Bush verschwindet bald auf Nimmer Wiedersehen hinterm Vorhang. Putin dagegen wird in neuer Verkleidung bald wieder auf der Bühne stehen, als Oligarch, Gasprom-Boss oder als Regierungschef, wer weiß das schon so genau, sagt auch Schmidt. Verfassung, Volk, freie Presse und Verfassungsgericht jedenfalls können ihn nicht bremsen. Das mag typisch russisch sein, aber unheimlich ist es eben auch.

Das heutige Russland ist ein unbefestigtes Land. Seitdem Michail Gorbatschow das Sowjetreich aufgab, schwankt Russland wie ein Anker, der sich vom Boden losgerissen hat. Mal will es zu Europa gehören, weshalb Putin im Vorfeld des Irak-Krieges mit Deutschland und Frankreich einen Pakt gegen Amerika zu schließen versuchte. Dann wieder zieht es die Russen in Richtung Asien, wo Putin seit längerem darauf drängt, das regionale Bündnis mit den Chinesen zu einem Militärbündnis zu erweitern. Erst kürzlich gab es gemeinsame Manöver.

Seit Gorbatschow ans Ruder kam, hat die russische Armee keine Grenze mehr überschritten, sagt Helmut Schmidt. Die Russen hätten keinen aggressiven Akt begangen. Sie haben sich sogar die Loslösung der Ukraine und Weißrusslands aus dem alten zaristischen Reich gefallen lassen. Ohne Bürgerkrieg. Eine erstaunliche Leistung, wie Schmidt findet.
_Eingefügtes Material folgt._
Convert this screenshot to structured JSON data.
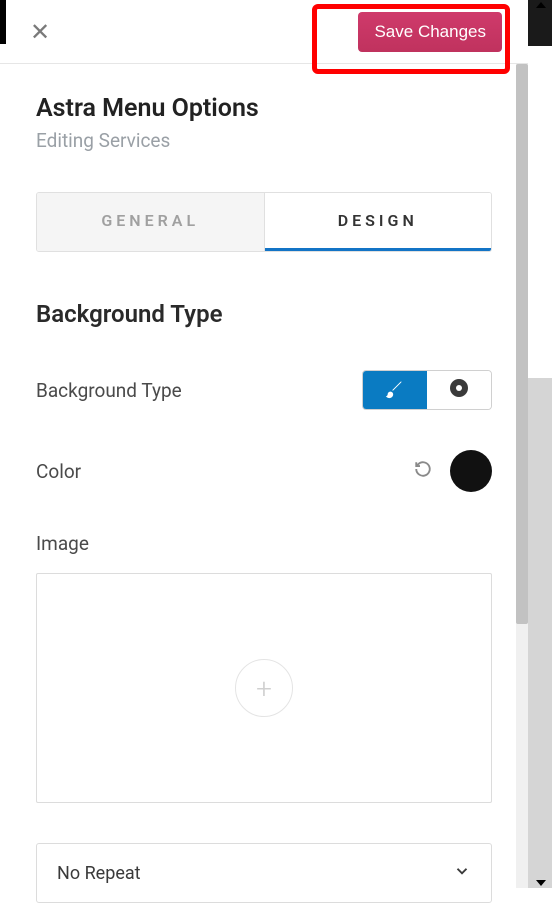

Putin ist ein Pazifist wider Willen

Das ist eine erstaunliche Leistung, aber eine, die auf einer erstaunlichen Schwäche beruht. Das heutige Moskau ist schon froh, wenn die russische Minderheit in den ehemaligen Satellitenrepubliken ordentlich behandelt wird. Die russische Armee befindet sich, nach allem was man im Westen weiß, in einem erbärmlichen Zustand. Putin ist ein Pazifist wider Willen. Und auch das nur, wenn wir den blutigen Krieg in Tschetschenien nicht mitzählen.

Die Russen werden von allen Seiten gedemütigt

Von allen Seiten wird das große Reich heute gedemütigt. Als Gegenspieler der Amerikaner tritt der Präsident Irans auf. Ein Land mit dem Bruttoinlandsprodukt etwa in der Größe des US-Bundesstaates Connecticut nimmt jene Rolle ein, die Stalin und seine Nachfahren eigentlich für Russland reserviert hatten.

Ökonomisch wird Russland von China vorgeführt. Das Nachbarland, das schon den eigenen Rohstoffhunger nicht durch eigene Ressourcen stillen kann, schießt in die Weltspitze der Wirtschaftsmächte vor. Die Chinesen drehen dabei niemandem den Hahn zu und entziehen keine Überflugrechte, sie beliefern mit Bienenfleiß ihre weltweite Kundschaft. Sie haben alle Raffinesse einer "Softpower" herausgebildet. Die Russen dagegen stampfen noch immer mit dem Stiefel auf, wenn ihnen irgendwas nicht passt.

Russland besitzt Öl und Gas, Diamanten, Kupfer oder Holz und hat bis heute auf alledem kein wirklich vorzeigbares Industrieimperium begründet. Wohl und Wehe des Landes hängt trotz Putins emsiger Sanierungsarbeit an der Höhe des Ölpreises. Der Noch-Präsident ist ein Öl- und Gasbaron, aber eben nicht der Chef eines modernen Industrielandes. Die Vielzahl dieser Schwächen macht das heutige Russland unberechenbar und damit gefährlich. Denn gegen inneren Zerfall und Demütigung von außen hilft am ehesten noch ein Schluck Größenwahn. Der beseitigt die Schmerzen nicht, aber er lindert sie.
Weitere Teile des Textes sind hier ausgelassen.